Con la morte
non finisce tutto

Noi viviamo per nascere. È prospettiva affascinante che fa della nascita non solo un evento che sta all’inizio, ma un dono che sta all’origine. L’evento si allontana nel tempo, l’origine invece ne rivela il senso. L’ombra della morte che si è allungata sulla nostra terra sembra accorciarsi, ma le cicatrici e le tracce lasciate nei cuori e nelle menti di tanti non si cancellano. Non si cancella neppure l’interiore consapevolezza della forza morale che si è rivelata come patrimonio prezioso della nostra comunità e che non intendiamo disperdere mentre l’emergenza diventa meno grave.

È quella forza che in questo momento sostiene il difficile equilibrio tra la necessità e la volontà di ripresa e l’altrettanto necessaria responsabilità perché il contagio non trovi favorevoli condizioni alla sua diffusione.

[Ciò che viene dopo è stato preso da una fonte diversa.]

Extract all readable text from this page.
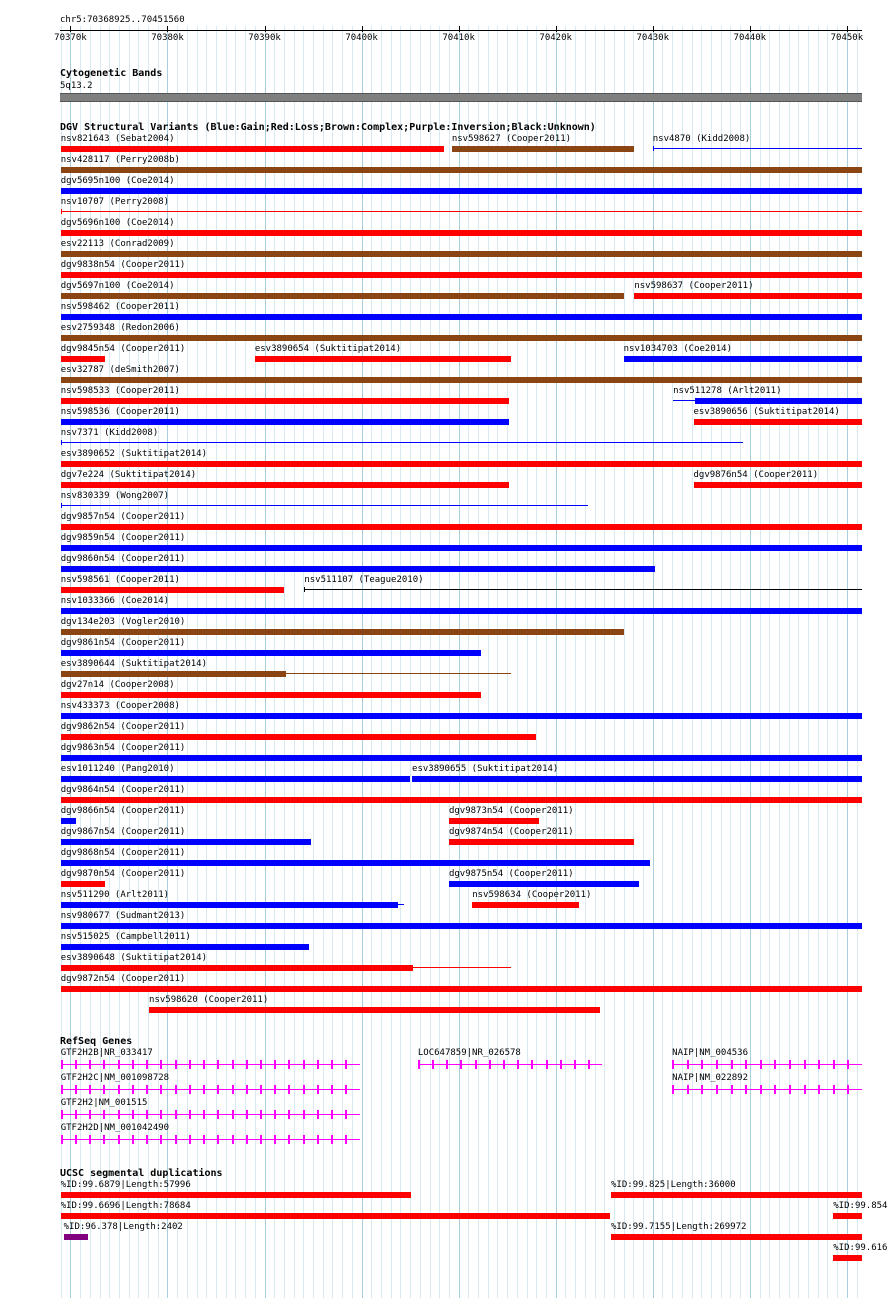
chr5:70368925..70451560
70370k	70380k	70390k	70400k	70410k	70420k	70430k	70440k	70450k
Cytogenetic Bands
5q13.2
DGV Structural Variants (Blue:Gain;Red:Loss;Brown:Complex;Purple:Inversion;Black:Unknown)
nsv821643 (Sebat2004)	nsv598627 (Cooper2011)	nsv4870 (Kidd2008)
nsv428117 (Perry2008b)
dgv5695n100 (Coe2014)
nsv10707 (Perry2008)
dgv5696n100 (Coe2014)
esv22113 (Conrad2009)
dgv9838n54 (Cooper2011)
dgv5697n100 (Coe2014)	nsv598637 (Cooper2011)
nsv598462 (Cooper2011)
esv2759348 (Redon2006)
dgv9845n54 (Cooper2011)	esv3890654 (Suktitipat2014)	nsv1034703 (Coe2014)
esv32787 (deSmith2007)
nsv598533 (Cooper2011)	nsv511278 (Arlt2011)
nsv598536 (Cooper2011)	esv3890656 (Suktitipat2014)
nsv7371 (Kidd2008)
esv3890652 (Suktitipat2014)
dgv7e224 (Suktitipat2014)	dgv9876n54 (Cooper2011)
nsv830339 (Wong2007)
dgv9857n54 (Cooper2011)
dgv9859n54 (Cooper2011)
dgv9860n54 (Cooper2011)
nsv598561 (Cooper2011)	nsv511107 (Teague2010)
nsv1033366 (Coe2014)
dgv134e203 (Vogler2010)
dgv9861n54 (Cooper2011)
esv3890644 (Suktitipat2014)
dgv27n14 (Cooper2008)
nsv433373 (Cooper2008)
dgv9862n54 (Cooper2011)
dgv9863n54 (Cooper2011)
esv1011240 (Pang2010)	esv3890655 (Suktitipat2014)
dgv9864n54 (Cooper2011)
dgv9866n54 (Cooper2011)	dgv9873n54 (Cooper2011)
dgv9867n54 (Cooper2011)	dgv9874n54 (Cooper2011)
dgv9868n54 (Cooper2011)
dgv9870n54 (Cooper2011)	dgv9875n54 (Cooper2011)
nsv511290 (Arlt2011)	nsv598634 (Cooper2011)
nsv980677 (Sudmant2013)
nsv515025 (Campbell2011)
esv3890648 (Suktitipat2014)
dgv9872n54 (Cooper2011)
nsv598620 (Cooper2011)
RefSeq Genes
GTF2H2B|NR_033417	LOC647859|NR_026578	NAIP|NM_004536
GTF2H2C|NM_001098728	NAIP|NM_022892
GTF2H2|NM_001515
GTF2H2D|NM_001042490
UCSC segmental duplications
%ID:99.6879|Length:57996	%ID:99.825|Length:36000
%ID:99.6696|Length:78684	%ID:99.854
%ID:96.378|Length:2402	%ID:99.7155|Length:269972
%ID:99.616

È la forza della solidarietà espressa nei modi più creativi e di un volontariato che riesce ad esprimersi con una generosità e affidabilità che merita ogni riconoscimento.È la forza di tutti coloro che nella determinazione a non sottrarsi al proprio dovere e al di più del proprio dovere, continuano a garantire le condizioni fondamentali alla vita di ciascuno e dell’intera comunità. È la forza di chi, impedito o limitato nel proprio lavoro, resiste attingendo a tutte le risorse

di cui dispone, economiche e insieme morali. È la forza di chi rifiuta le scorciatoie che potrebbero ingiustamente avvantaggiarlo a scapito degli altri e dell’intera comunità. È la forza delle nostre parrocchie, non solo distribuite, ma anche radicate nella nostra terra, capaci di rappresentare ragioni di speranza non solo per i credenti.

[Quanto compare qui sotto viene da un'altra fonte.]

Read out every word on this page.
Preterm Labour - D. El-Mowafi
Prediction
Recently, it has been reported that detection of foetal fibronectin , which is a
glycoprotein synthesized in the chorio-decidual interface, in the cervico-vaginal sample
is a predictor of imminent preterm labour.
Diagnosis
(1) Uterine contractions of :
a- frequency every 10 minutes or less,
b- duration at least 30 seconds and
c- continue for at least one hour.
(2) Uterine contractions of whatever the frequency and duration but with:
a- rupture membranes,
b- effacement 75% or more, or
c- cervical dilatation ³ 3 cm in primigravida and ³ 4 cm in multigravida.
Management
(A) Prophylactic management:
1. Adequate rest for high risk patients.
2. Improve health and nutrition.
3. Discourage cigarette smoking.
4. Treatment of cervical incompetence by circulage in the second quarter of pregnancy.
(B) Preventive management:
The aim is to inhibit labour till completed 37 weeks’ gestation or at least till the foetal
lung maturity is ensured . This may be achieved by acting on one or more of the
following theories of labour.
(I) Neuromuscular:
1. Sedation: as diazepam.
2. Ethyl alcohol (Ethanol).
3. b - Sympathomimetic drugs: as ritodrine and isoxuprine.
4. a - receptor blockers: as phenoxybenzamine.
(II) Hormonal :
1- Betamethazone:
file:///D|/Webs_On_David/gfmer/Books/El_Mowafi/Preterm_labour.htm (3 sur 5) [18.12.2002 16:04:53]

L’evocazione di questa forza e delle sue manifestazioni, sostiene un’interiore percezione, spesso soffocata e sepolta, sotto il peso della paura, della diffidenza, della sfiducia: noi siamo fatti per la vita e non per la morte. La consapevolezza del nostro limite e di quello che assume le caratteristiche della nostra mortalità, non ci fa dei rassegnati e voraci consumatori del tempo e dello spazio e neppure dei superuomini o semidei accecati dall’illusione dell’onnipotenza: piuttosto ci apre alla consapevolezza della forza generativa del dono gratuito, dell’incontro, della condivisione e infine dell’amore.

Il nostro essere mortali, non può significare che con la morte finisce tutto. Questa, che avvertiamo come percezione, nelle pieghe del nostro vivere giorno dopo giorno, ci viene rivelata sorprendentemente nella Pasqua dei cristiani. Il Crocifisso risorge, inaugura e comunica una vita nuova, di cui le sue parole, i suoi gesti, la sua stessa persona sono narrazione e testimonianza. La sua vittoria non assume le connotazioni del trionfo che pure merita. È un principio, è origine, è una nascita nuova. Il Risorto porterà per sempre le piaghe del Crocifisso, segno di quell’amore da cui nasce la vita nuova. La sua vittoria si dispiega nella storia, che richiede sempre nuovi inizi e domanda che essere per la vita sia condizione per lottare sempre sulla morte incombente. Coloro che credono nella Risurrezione, insieme a donne e uomini di buona volontà, si riconoscono esseri per la vita e fanno della fede un cammino che risana ferite, ricuce relazioni, ridona speranza, apre al futuro. Buona Pasqua.